Ludwig:  Coca-Cola and Wal-Mart are members of the American Legislative Exchange Council, abbreviated ALEC.  ALEC brings together state legislators and corporate leaders from companies like Bayer, Pfizer, and Exxon-Mobile to draft model bills for state legislators seeking to advance a conservative, pro-business agenda. Governor Kasich is an alumni of ALEC, and in 2010 ALEC companies donated more than half a million dollars to him and other Republican legislators that supported SB 5.  Mike Gillis from the AFL-CIO says legislation like SB5 is part of what the bang companies get for their campaign bucks.

Gillis : “It’s no coincidence that all these attacks come at exactly the same time and across a bunch of battleground states, Wisconsin, Michigan, Ohio, and others.  They’re seeing the same types of laws being passed in the state legislatures and signed by their governors who are often in the pocket of the same people.”

Ludwig:  But the Ohio bill’s authors may have made a fatal misstep in their political calculus. While Wisconsin’s now infamous anti-union law exempted police and firefighters, those first responders are included in the Ohio bill—and they’re not happy about the idea of losing their right to negotiate on their own working conditions.  Cincinnati firefighter Doug Stern has been speaking at rallies across the state.
Doug Stern, Cincinnati firefighter: “Senate Bill 5, now Issue 2, is unfair, is an unsafe attack on Ohio’s first responders like myself, to put every man woman and child in this state at risk.  I’m a firefighter and let me tell you what I know:  I know how many fire fighters we need on the fire truck.  I know how many firefighters it takes to put out a fire, and to rescue someone when time is critical.

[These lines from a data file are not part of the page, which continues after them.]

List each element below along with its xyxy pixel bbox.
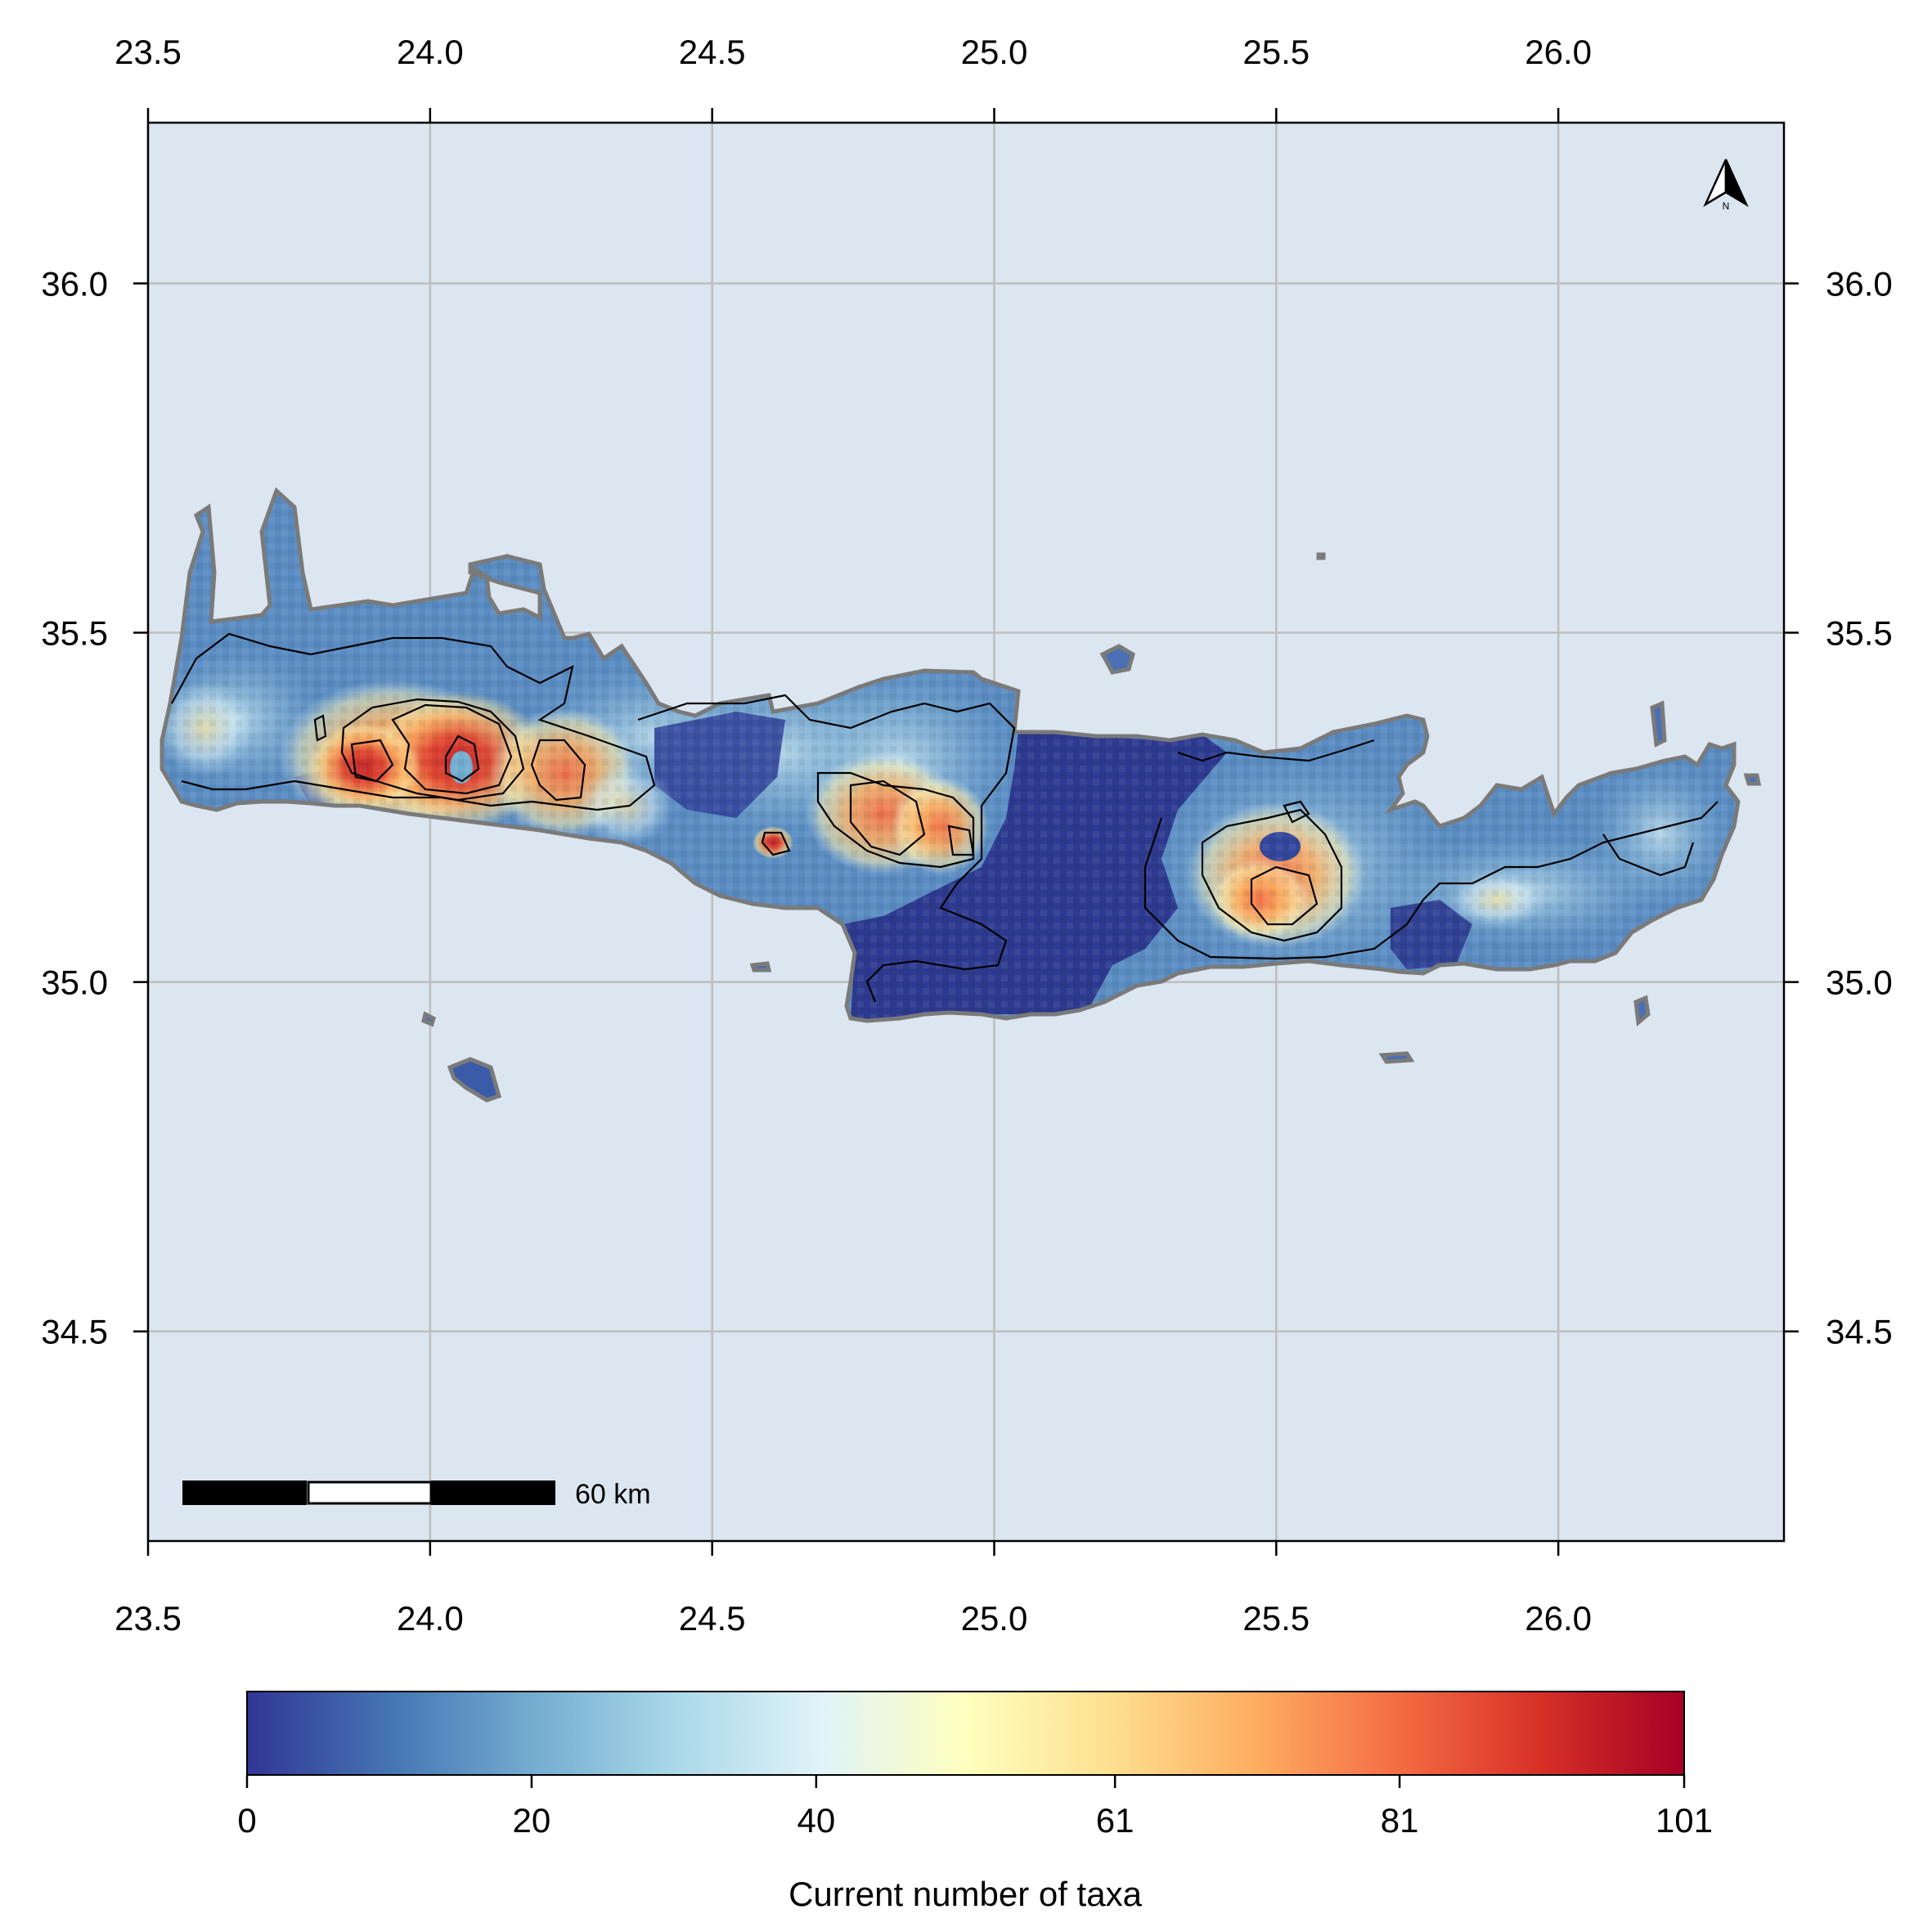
x-tick-label-bottom: 24.5 (679, 1599, 746, 1638)
x-tick-label-bottom: 23.5 (115, 1599, 182, 1638)
richness-contours (171, 632, 1719, 1003)
colorbar-ticks: 0 20 40 61 81 101 (237, 1775, 1713, 1840)
colorbar-title: Current number of taxa (789, 1875, 1143, 1913)
x-tick-label-top: 26.0 (1525, 33, 1592, 71)
colorbar-tick-label: 101 (1656, 1801, 1713, 1840)
scale-bar-label: 60 km (575, 1479, 651, 1510)
x-tick-label-bottom: 24.0 (397, 1599, 464, 1638)
x-tick-label-bottom: 26.0 (1525, 1599, 1592, 1638)
y-tick-label-right: 35.5 (1826, 614, 1893, 653)
north-arrow-label: N (1723, 200, 1730, 212)
colorbar-tick-label: 20 (513, 1801, 551, 1840)
y-tick-label-left: 34.5 (41, 1313, 108, 1351)
plot-frame (146, 121, 1786, 1543)
x-tick-label-bottom: 25.0 (961, 1599, 1028, 1638)
north-arrow-icon: N (1703, 159, 1749, 212)
y-tick-label-right: 34.5 (1826, 1313, 1893, 1351)
colorbar-tick-label: 0 (237, 1801, 256, 1840)
x-tick-label-top: 25.0 (961, 33, 1028, 71)
y-tick-label-left: 35.0 (41, 964, 108, 1002)
x-tick-label-top: 25.5 (1242, 33, 1310, 71)
small-islands (421, 552, 1762, 1103)
axes: 23.5 23.5 24.0 24.0 24.5 24.5 25.0 25.0 25.5 25.5… (41, 33, 1893, 1638)
scale-bar: 60 km (182, 1479, 651, 1510)
x-tick-label-top: 23.5 (115, 33, 182, 71)
x-tick-label-top: 24.5 (679, 33, 746, 71)
x-tick-label-bottom: 25.5 (1242, 1599, 1310, 1638)
colorbar-tick-label: 81 (1381, 1801, 1419, 1840)
y-tick-label-right: 36.0 (1826, 264, 1893, 303)
x-tick-label-top: 24.0 (397, 33, 464, 71)
colorbar-tick-label: 61 (1096, 1801, 1134, 1840)
y-tick-label-right: 35.0 (1826, 964, 1893, 1002)
colorbar-tick-label: 40 (797, 1801, 835, 1840)
y-tick-label-left: 35.5 (41, 614, 108, 653)
colorbar-legend: 0 20 40 61 81 101 Current number of taxa (237, 1691, 1713, 1913)
colorbar (246, 1691, 1685, 1776)
y-tick-label-left: 36.0 (41, 264, 108, 303)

Any law that takes away the professional voice of firefighters…it’s unsafe to the community, and we won’t stand by and let it happen.”

Hirsh: “There’s a traditional understanding of Ohio that there’s about eight or nine blue counties and about 80 red counties, but when the republican legislature passed Senate Bill 5, they really started cannibalizing their own base.”
Ludwig:  Kris Hirsh is with Stand Up For Ohio, a group leading the grassroots campaign to veto Senate Bill 5.

Hirsh: “They started going after the policemen and the firemen and the teachers in those rural areas that by traditional analysis had voted 1/3 republican. There’s always a strong sense that your corrections officers and your highway patrol’s and your police officers had a significant right-wing within their union, and when the Republican Party targeted them as the cause of our economic problems, they really stepped on their own foot.”

CHANTING:  “The people united will never be defeated.”

Ludwig:  Larry Cohen, president of the Communications Workers of America, told volunteers preparing to go knock on doors, that the grassroots movement in Ohio is part of something bigger.
Cohen“You’re leading a movement here! You’re not just fighting back; we’re building a movement.  Those students in Madison?  They’re building a movement, and we followed em.  Those young workers that are in the park on Wall Street, fighting Wall Street? Occupying Wall Street> They’re fighting back.”(Applause)

Ludwig:  Many Ohioans have clearly been energized, and the ‘no’ side has been ahead in the polls for months.  But money has also been a major factor.  With almost 4 million dollars coming from national union offices to We Are Ohio, as of mid-October, the pro-union campaign had actually spent more on TV ads than their corporate-funded opponents. But labor activists are expected to be outspent in the next 2 weeks. Experts estimate the total cost of the Issue 2 campaigns could total between $33 and $40 million dollars. Whichever side prevails, there are likely to be many more expensive campaign battles in Ohio and across the country in the years to come; meaning the ultimate loser will be democracy itself.For Making Contact, in partnership with Truthout, I’m Mike Ludwig in Columbus, Ohio.